Now from my response:
If you look
at what I wrote, you'll see that I'm talking about students and lecturers
in Further and not Higher Education (ie 16-18 not 18-21). The figures come
from the Learning
and Skills Council website.
I'll accept
that the disparity isn't 'just' about race: in fact if you look at all
non-white students and all non-white lecturers, the gap is less extreme:
15% of students are black and 9% of lecturers: black lecturers are
under-represented but not by a factor of 8 to 1.
Is gender an issue? I'd say not. If you look at the numbers of Pakistani
and Bangladeshi women working as lecturers in Further Education, they are
actually higher than the numbers of Pakistani and Bangladeshi men.
There are some other factors at work other than just race (or maybe it
would be better to say working in conjunction with race): eg age.

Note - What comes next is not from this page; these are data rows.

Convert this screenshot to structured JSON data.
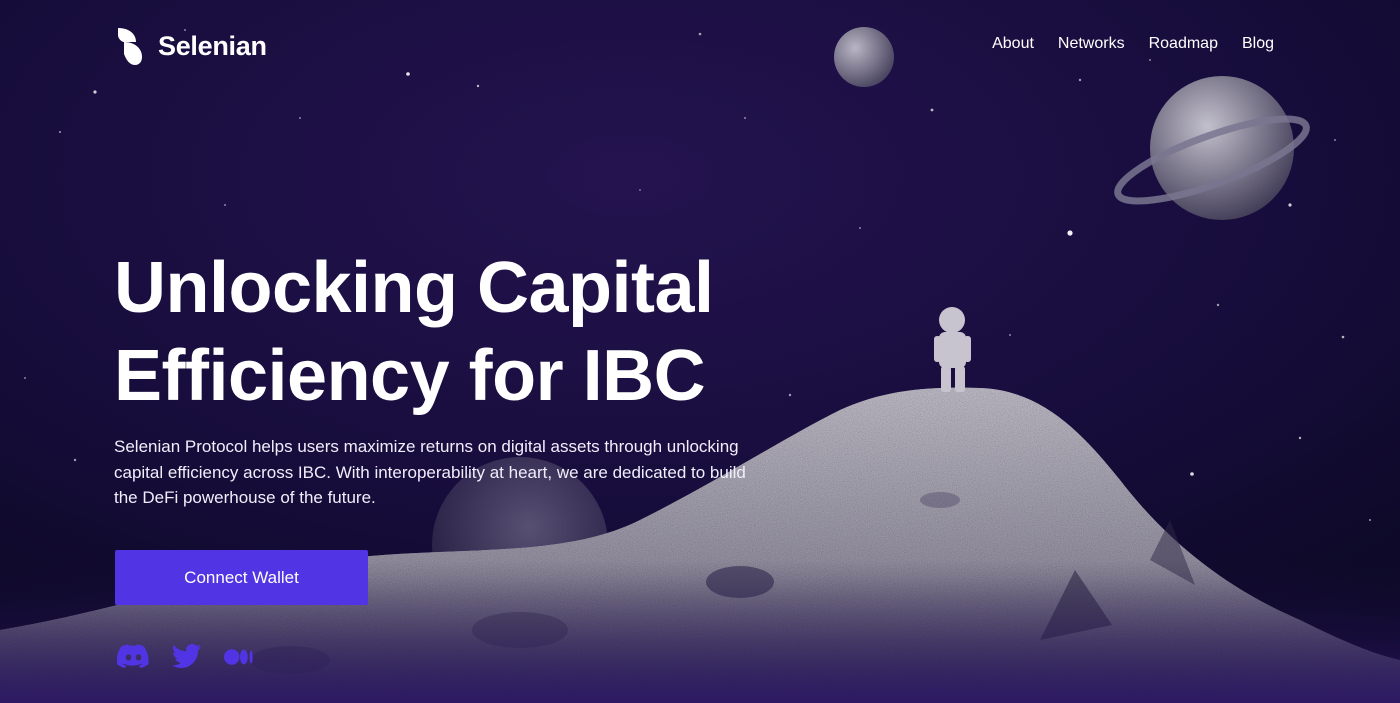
{
  "brand": {
    "name": "Selenian",
    "logo_icon": "selenian-logo-icon"
  },
  "nav": {
    "items": [
      {
        "label": "About"
      },
      {
        "label": "Networks"
      },
      {
        "label": "Roadmap"
      },
      {
        "label": "Blog"
      }
    ]
  },
  "hero": {
    "title_line1": "Unlocking Capital",
    "title_line2": "Efficiency for IBC",
    "description": "Selenian Protocol helps users maximize returns on digital assets through unlocking capital efficiency across IBC. With interoperability at heart, we are dedicated to build the DeFi powerhouse of the future.",
    "cta_label": "Connect Wallet"
  },
  "socials": [
    {
      "icon": "discord-icon"
    },
    {
      "icon": "twitter-icon"
    },
    {
      "icon": "medium-icon"
    }
  ],
  "colors": {
    "background": "#1a0f3d",
    "accent": "#5134e3",
    "social_icon": "#5134e3",
    "moon_surface": "#a8a5b4"
  }
}
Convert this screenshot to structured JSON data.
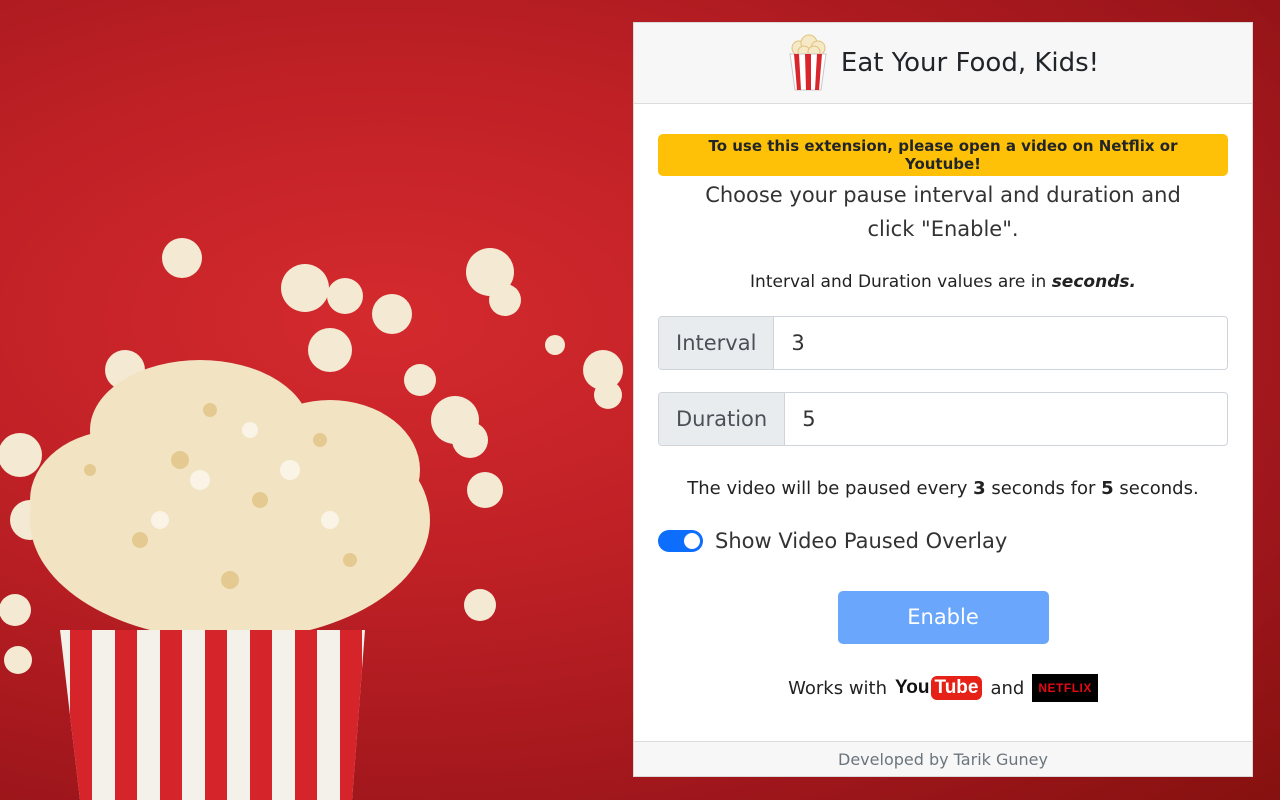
{
  "header": {
    "title": "Eat Your Food, Kids!",
    "logo_icon": "popcorn-icon"
  },
  "notice": "To use this extension, please open a video on Netflix or Youtube!",
  "instruction": "Choose your pause interval and duration and click \"Enable\".",
  "units": {
    "prefix": "Interval and Duration values are in",
    "unit": "seconds."
  },
  "fields": {
    "interval": {
      "label": "Interval",
      "value": "3"
    },
    "duration": {
      "label": "Duration",
      "value": "5"
    }
  },
  "summary": {
    "part1": "The video will be paused every",
    "interval": "3",
    "part2": "seconds for",
    "duration": "5",
    "part3": "seconds."
  },
  "overlay_toggle": {
    "label": "Show Video Paused Overlay",
    "checked": true
  },
  "enable_button": "Enable",
  "works_with": {
    "prefix": "Works with",
    "youtube_you": "You",
    "youtube_tube": "Tube",
    "and": "and",
    "netflix": "NETFLIX"
  },
  "footer": "Developed by Tarik Guney",
  "colors": {
    "notice_bg": "#ffc107",
    "toggle_on": "#0d6efd",
    "button_bg": "#6aa6fb",
    "background": "#b81e24"
  }
}
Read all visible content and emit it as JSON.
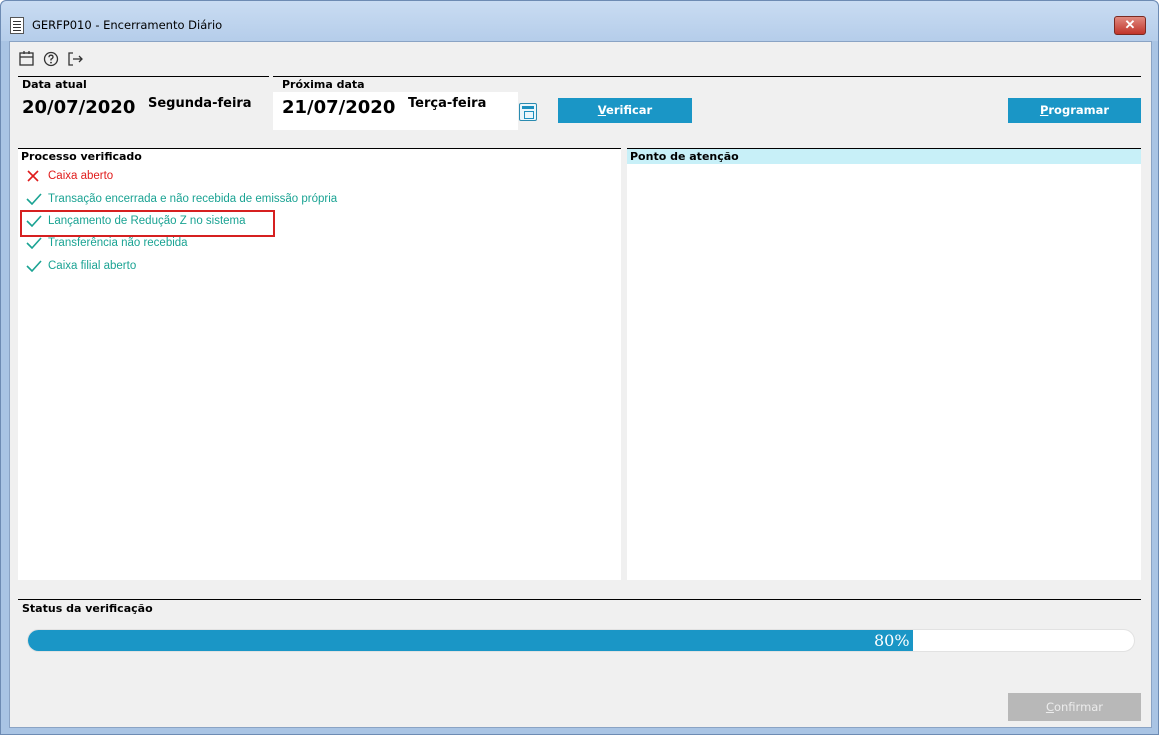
{
  "window": {
    "title": "GERFP010 - Encerramento Diário",
    "close_glyph": "✕"
  },
  "toolbar": {
    "icons": [
      "calendar-icon",
      "help-icon",
      "exit-icon"
    ]
  },
  "dates": {
    "current_label": "Data atual",
    "current_date": "20/07/2020",
    "current_day": "Segunda-feira",
    "next_label": "Próxima data",
    "next_date": "21/07/2020",
    "next_day": "Terça-feira"
  },
  "buttons": {
    "verify_first": "V",
    "verify_rest": "erificar",
    "schedule_first": "P",
    "schedule_rest": "rogramar",
    "confirm_first": "C",
    "confirm_rest": "onfirmar"
  },
  "process_panel": {
    "title": "Processo verificado",
    "items": [
      {
        "status": "error",
        "label": "Caixa aberto"
      },
      {
        "status": "ok",
        "label": "Transação encerrada e não recebida de emissão própria"
      },
      {
        "status": "ok",
        "label": "Lançamento de Redução Z no sistema"
      },
      {
        "status": "ok",
        "label": "Transferência não recebida"
      },
      {
        "status": "ok",
        "label": "Caixa filial aberto"
      }
    ]
  },
  "attention_panel": {
    "title": "Ponto de atenção"
  },
  "status": {
    "title": "Status da verificação",
    "progress_percent": 80,
    "progress_text": "80%"
  },
  "colors": {
    "accent": "#1a96c6",
    "ok": "#1aa393",
    "error": "#e01b1b",
    "attention_header": "#c8f0f8"
  }
}
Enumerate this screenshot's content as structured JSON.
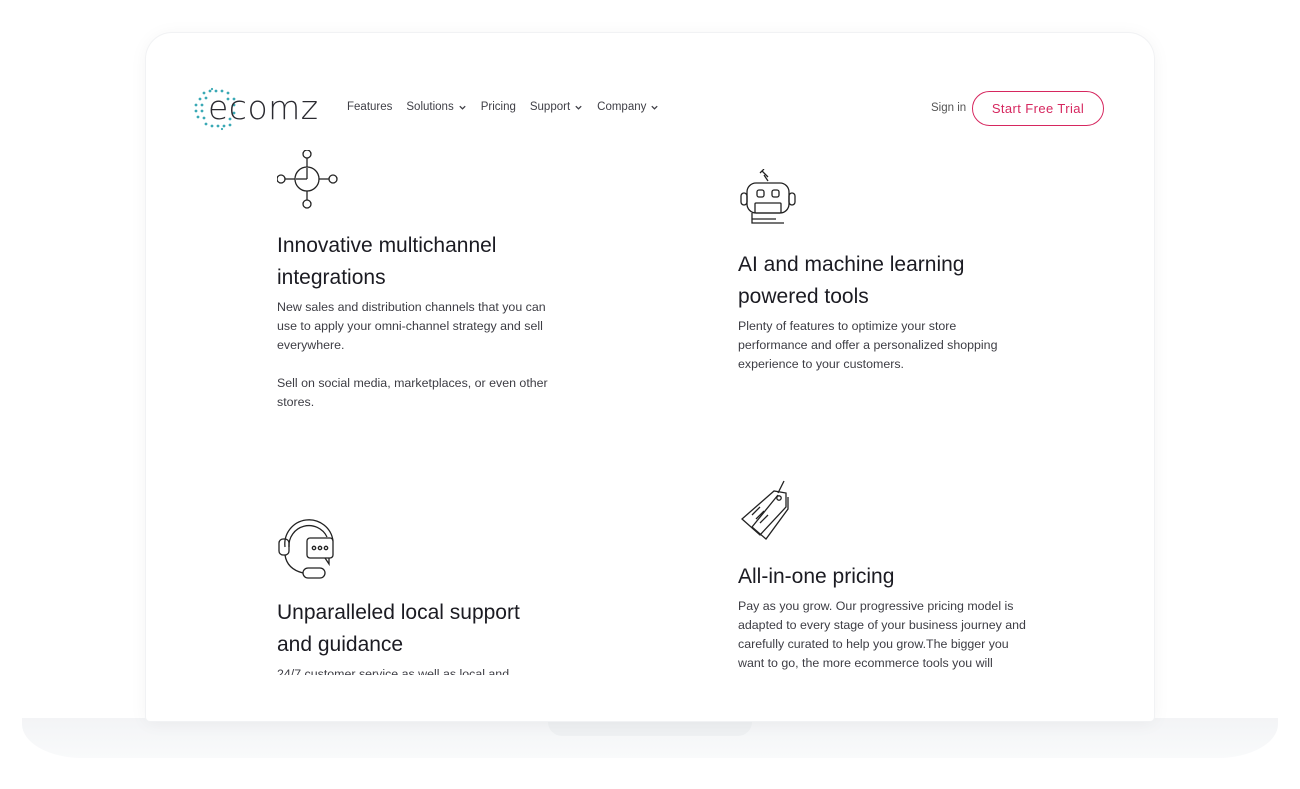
{
  "brand": {
    "name": "ecomz",
    "accent": "#d6275f",
    "logo_dot_color": "#3aa9b5"
  },
  "nav": {
    "items": [
      {
        "label": "Features",
        "dropdown": false
      },
      {
        "label": "Solutions",
        "dropdown": true
      },
      {
        "label": "Pricing",
        "dropdown": false
      },
      {
        "label": "Support",
        "dropdown": true
      },
      {
        "label": "Company",
        "dropdown": true
      }
    ],
    "signin": "Sign in",
    "cta": "Start Free Trial"
  },
  "features": [
    {
      "icon": "multichannel-network-icon",
      "title_line1": "Innovative multichannel",
      "title_line2": "integrations",
      "paragraphs": [
        "New sales and distribution channels that you can use to apply your omni-channel strategy and sell everywhere.",
        "Sell on social media, marketplaces, or even other stores."
      ]
    },
    {
      "icon": "robot-icon",
      "title_line1": "AI and machine learning",
      "title_line2": "powered tools",
      "paragraphs": [
        "Plenty of features to optimize your store performance and offer a personalized shopping experience to your customers."
      ]
    },
    {
      "icon": "support-headset-icon",
      "title_line1": "Unparalleled local support",
      "title_line2": "and guidance",
      "paragraphs": [
        "24/7 customer service as well as local and"
      ]
    },
    {
      "icon": "price-tag-icon",
      "title_line1": "All-in-one pricing",
      "title_line2": "",
      "paragraphs": [
        "Pay as you grow. Our progressive pricing model is adapted to every stage of your business journey and carefully curated to help you grow.The bigger you want to go, the more ecommerce tools you will"
      ]
    }
  ]
}
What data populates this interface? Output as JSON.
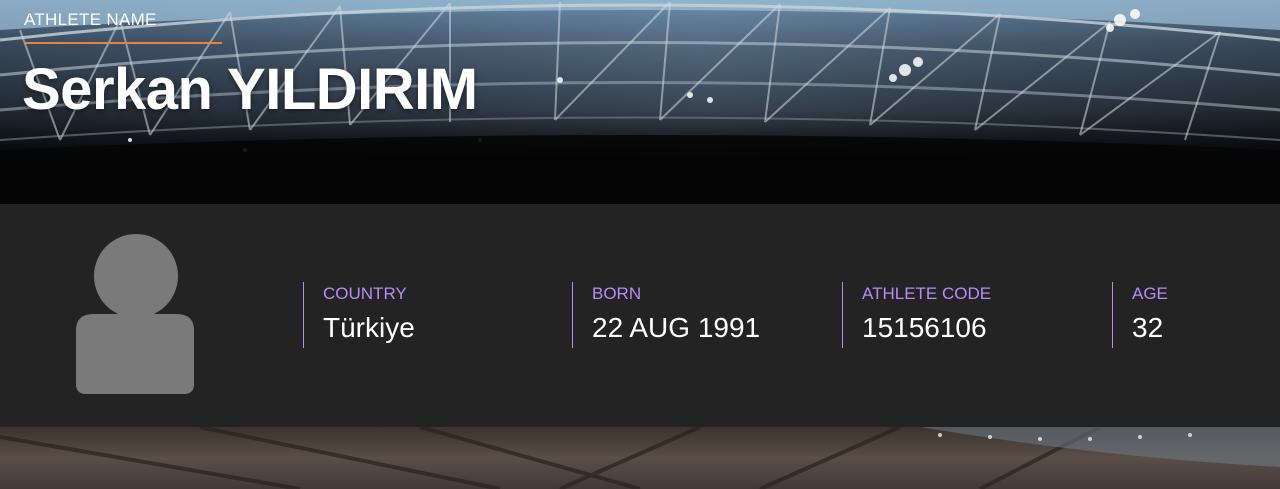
{
  "header": {
    "label": "ATHLETE NAME",
    "name": "Serkan YILDIRIM"
  },
  "info": {
    "fields": [
      {
        "label": "COUNTRY",
        "value": "Türkiye"
      },
      {
        "label": "BORN",
        "value": "22 AUG 1991"
      },
      {
        "label": "ATHLETE CODE",
        "value": "15156106"
      },
      {
        "label": "AGE",
        "value": "32"
      }
    ]
  },
  "colors": {
    "accent_rule": "#e8833a",
    "field_label": "#b78cf7",
    "panel_bg": "#232323",
    "avatar": "#7a7a7a"
  },
  "icons": {
    "avatar": "user-silhouette-icon"
  }
}
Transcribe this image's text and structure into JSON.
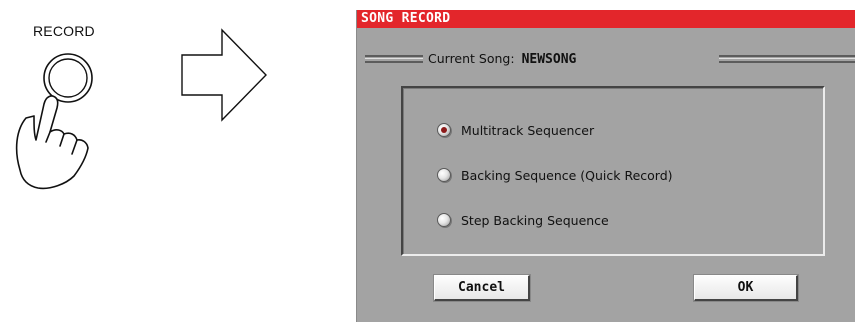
{
  "illustration": {
    "record_label": "RECORD",
    "button_icon": "record-button-icon",
    "hand_icon": "pointing-hand-icon",
    "arrow_icon": "right-arrow-icon"
  },
  "dialog": {
    "title": "SONG RECORD",
    "title_color": "#e3262b",
    "current_song_label": "Current Song:",
    "current_song_name": "NEWSONG",
    "options": [
      {
        "label": "Multitrack Sequencer",
        "selected": true
      },
      {
        "label": "Backing Sequence (Quick Record)",
        "selected": false
      },
      {
        "label": "Step Backing Sequence",
        "selected": false
      }
    ],
    "cancel_label": "Cancel",
    "ok_label": "OK"
  }
}
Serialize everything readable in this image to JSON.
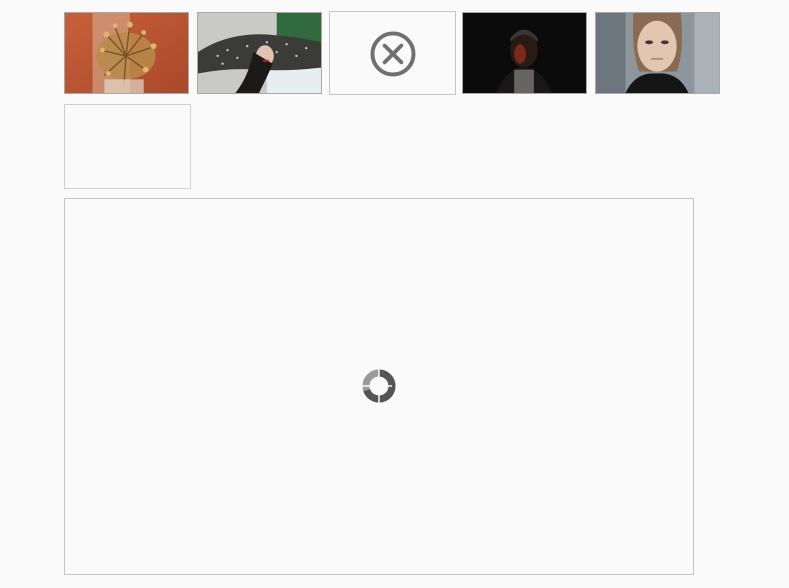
{
  "gallery": {
    "thumbnails": [
      {
        "icon": "image-thumbnail",
        "state": "loaded"
      },
      {
        "icon": "image-thumbnail",
        "state": "loaded"
      },
      {
        "icon": "error-circle-x-icon",
        "state": "error"
      },
      {
        "icon": "image-thumbnail",
        "state": "loaded"
      },
      {
        "icon": "image-thumbnail",
        "state": "loaded"
      },
      {
        "icon": "image-thumbnail",
        "state": "empty"
      }
    ],
    "viewer": {
      "state": "loading",
      "icon": "loading-spinner-icon"
    }
  },
  "colors": {
    "background": "#fafafa",
    "thumb_border": "#a8a8a8",
    "viewer_border": "#c4c4c4",
    "error_icon": "#707070",
    "spinner_dark": "#555555",
    "spinner_light": "#9a9a9a"
  }
}
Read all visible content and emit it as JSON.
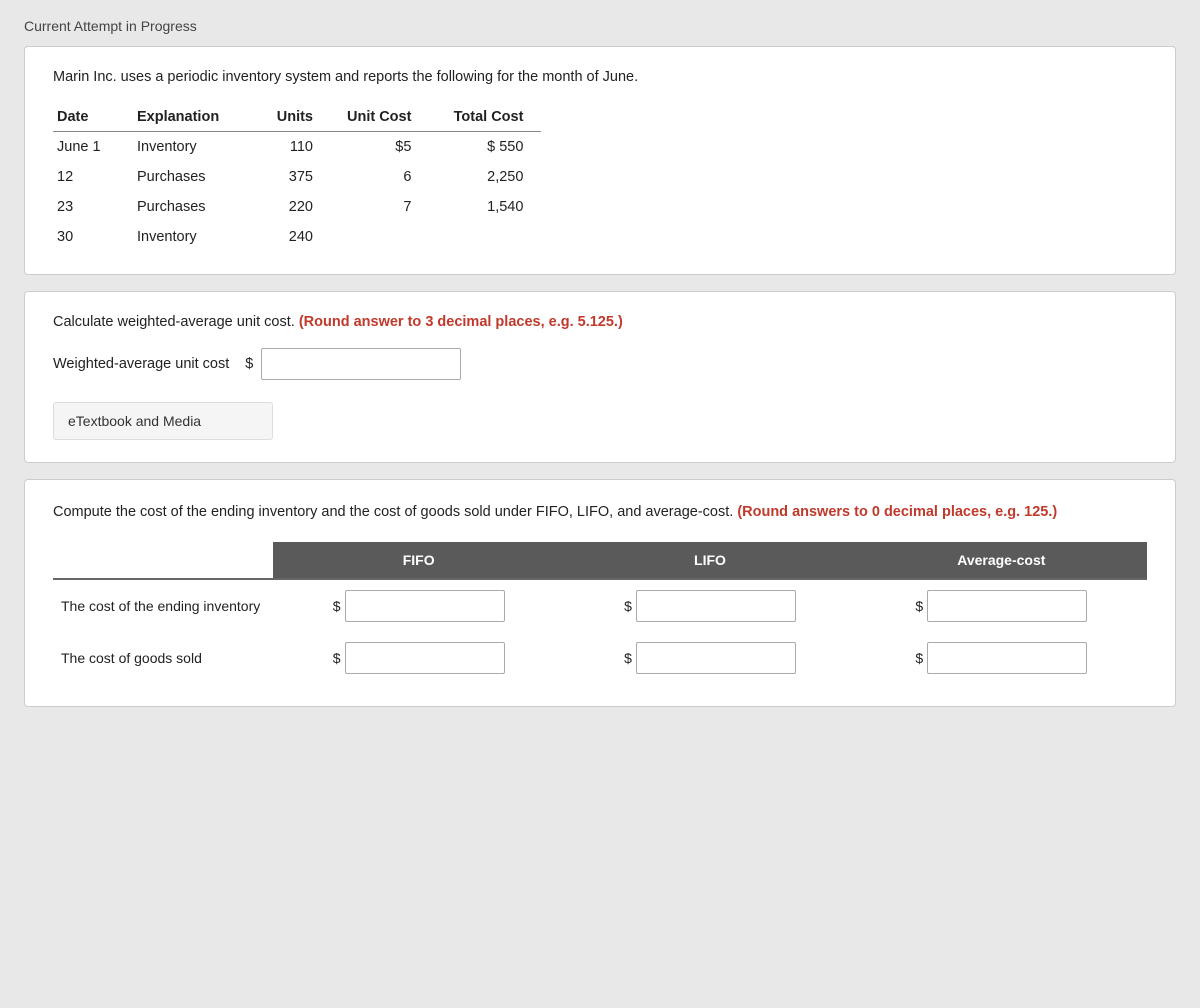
{
  "page": {
    "current_attempt_label": "Current Attempt in Progress"
  },
  "inventory_card": {
    "description": "Marin Inc. uses a periodic inventory system and reports the following for the month of June.",
    "table": {
      "headers": [
        "Date",
        "Explanation",
        "Units",
        "Unit Cost",
        "Total Cost"
      ],
      "rows": [
        {
          "date": "June 1",
          "explanation": "Inventory",
          "units": "110",
          "unit_cost": "$5",
          "total_cost": "$ 550"
        },
        {
          "date": "12",
          "explanation": "Purchases",
          "units": "375",
          "unit_cost": "6",
          "total_cost": "2,250"
        },
        {
          "date": "23",
          "explanation": "Purchases",
          "units": "220",
          "unit_cost": "7",
          "total_cost": "1,540"
        },
        {
          "date": "30",
          "explanation": "Inventory",
          "units": "240",
          "unit_cost": "",
          "total_cost": ""
        }
      ]
    }
  },
  "weighted_section": {
    "description_plain": "Calculate weighted-average unit cost. ",
    "description_bold": "(Round answer to 3 decimal places, e.g. 5.125.)",
    "input_label": "Weighted-average unit cost",
    "dollar_sign": "$",
    "etextbook_label": "eTextbook and Media"
  },
  "compute_section": {
    "description_plain": "Compute the cost of the ending inventory and the cost of goods sold under FIFO, LIFO, and average-cost. ",
    "description_bold": "(Round answers to 0 decimal places, e.g. 125.)",
    "columns": {
      "fifo": "FIFO",
      "lifo": "LIFO",
      "average_cost": "Average-cost"
    },
    "rows": [
      {
        "label": "The cost of the ending inventory",
        "dollar_fifo": "$",
        "dollar_lifo": "$",
        "dollar_avg": "$"
      },
      {
        "label": "The cost of goods sold",
        "dollar_fifo": "$",
        "dollar_lifo": "$",
        "dollar_avg": "$"
      }
    ]
  }
}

If you
look at cities like Bradford, London, Birmingham, you'll find that the age
population of the Muslim communities is lower than their white
counterparts - there are more Pakistanis and Bangladeshis aged 16-18 (and
so likely to be FE students) than aged 40-50 (and so likely to be FE
lecturers).
Even taking that last point into account, I think you would still expect
to see a gap that was similar to the gap for black students an lecturers,
or maybe just a bit worse, but the figures as I've said above are 15% and
9% for black students and lecturers, which is nothing like the gap between
8% and 1% for Muslim students and lecturers.
You suggest that 'cultural values' may be fuelling self-exclusion among
Muslims in Britain, but that doesn't explain why a very large number of
Muslim students stay in education beyond 16: Muslims are only 4% of the
total British population, so if they make up 8% of the FE student
population, that suggests a desire to experience education and get on.
I think the basic experience behind the FE figures is depressingly common.
Even in cities like Middlesbrough or Bradford with large Muslim
communities, the majority of the institutions with which people interact
(services, local government, chain stores, housing departments, and yes
education too) are dominated in the middle and at the top by white
non-Muslims. We don't give young Muslims enough reasons too feel that they
have a stake here.
There are really two ways society could respond to the British Muslims:
either by more intensive policing, more of Blair's speeches, more pressure
on Muslims to conform, or by accepting that there has been a problem of
segregation and marginalisation, especially in the Midlands and the North.
Are 'they' the problem - or are 'we'?